Put your legs up or whatever. I don't care. Here, I'll put mine up. That'll make you all feel better. How's that? I'll stop pretty soon. When I was in the second grade, my lowest grade was talks out of turn in class. And it hasn't gotten any better. Anybody who knows me knows that. Well, I'll try to wind up and then we can have some questions. I realize that I have left the Bajang story unfinished, so let's finish that. No, I didn't forget. I'm pretty good at remembering the things that I said five minutes ago most of the time. There's more to the story, but that's really the main part of the story. He says things like, out of compassion for his very good friend, Bajang Matsu, who was probably the greatest Zen teacher ever, arguably, said,

[53:12]

well, when a horse cart doesn't go, do you whip the horse or do you whip the cart?
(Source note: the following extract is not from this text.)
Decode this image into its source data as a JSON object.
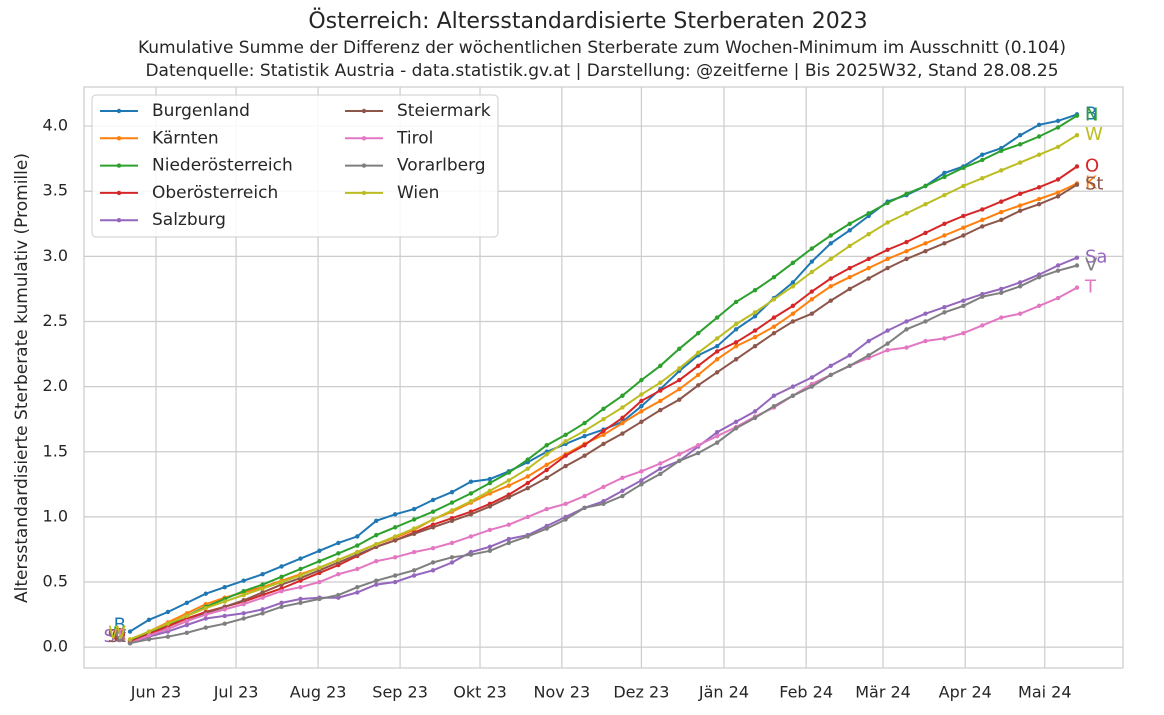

If you put your arms around the same story, which is what Dogen, whose birthday it is today, said in one of his fascicles, it's kind of like a fish looking for where the water is. You know, Bajang, I want to become a Buddha. And it's not enough to say, well, gosh, Bajang, you're already a Buddha. Isn't that neat? He doesn't feel that way. And if he thinks that he is, that's not right either. So, what does he do? The way to work with these stories, just as we work with the Heart Sutra, is you bring it in to yourself and you enact it in your own experience, in your own body.

[54:13]

So, we become Bajang. We become Avalokiteshvara. We take the whole thing very seriously, but at the same time, we don't get weighed down by it. If you walk around with the weight of six billion cries on your shoulders, you'll collapse. So, that isn't the right way to hear it either. Somehow, Avalokiteshvara is able to work with the whole situation. And you look at all these tools, of all these arms, and you realize this is a being that isn't just listening to the cries and saying, oh, how terrible there are cries. She has all these tools, so she's out there. She's in the situation. She's in the world. And, to finish up, just the last thing is, you know, I was like you. I wanted to be a monk. I wanted to replicate the authentic experience that I'd read about of this great wisdom tradition called Buddhism, called Zen. And that's necessary.

[55:14]

Anybody who thinks you can thoroughly understand the standpoint of Avalokiteshvara or Matsu or Baijong without doing that, it's not so easy. But at the same time, the monastery isn't the end of it. You know, the monastery is a place where you can kind of train your ear. But eventually, you have to go to some place where people are crying out. And that's the tools. That's the work. That's the work of Avalokiteshvara. There's a tool set. There are implements. And you're in the middle of it. To put it another way, it's the tenth ox-herding picture. You know, the guy in the butcher shop drinking wine. You have to eventually be there. And in fact, it's not a matter of time. One of the messages of the Baijong story is it's not a conveyor belt that starts with guest student and ends with enlightened master.

[56:16]

It doesn't work that way at all. You're not doing zazen to sort of log your cushion time because after a certain number of hours of cushion time, something happens. If anything, time goes backwards. You start from Buddha and work back to where you are. So there's no sense of time in this interchange. Baijong may think so, but that's just his thinking. It isn't the feeling. Feelings don't exactly live in time. They live in a different kind of space. And I guess I'll close by saying that if I had anything to say for you to take away is that Buddhadharma is the best way to say it if you're going to say it at all is it's some kind of a feeling that you can't talk about but it's so basic that it's like water for a fish. And you can't live a fish can't live outside of water. So maybe I've answered the questions you asked me.

[57:21]

I don't know. Usually I guess everybody gets up and stretches their legs and goes into the dining room. I tell you what, why don't I do the formal stuff that I do. My friend has heard enough. And then those of you who want to stay and don't feel you're insulting me by leaving, it's perfectly fine to leave. We'll gather in here which is the only room available and you can sit with your knees up and I will too. And then we'll talk like friends. Okay.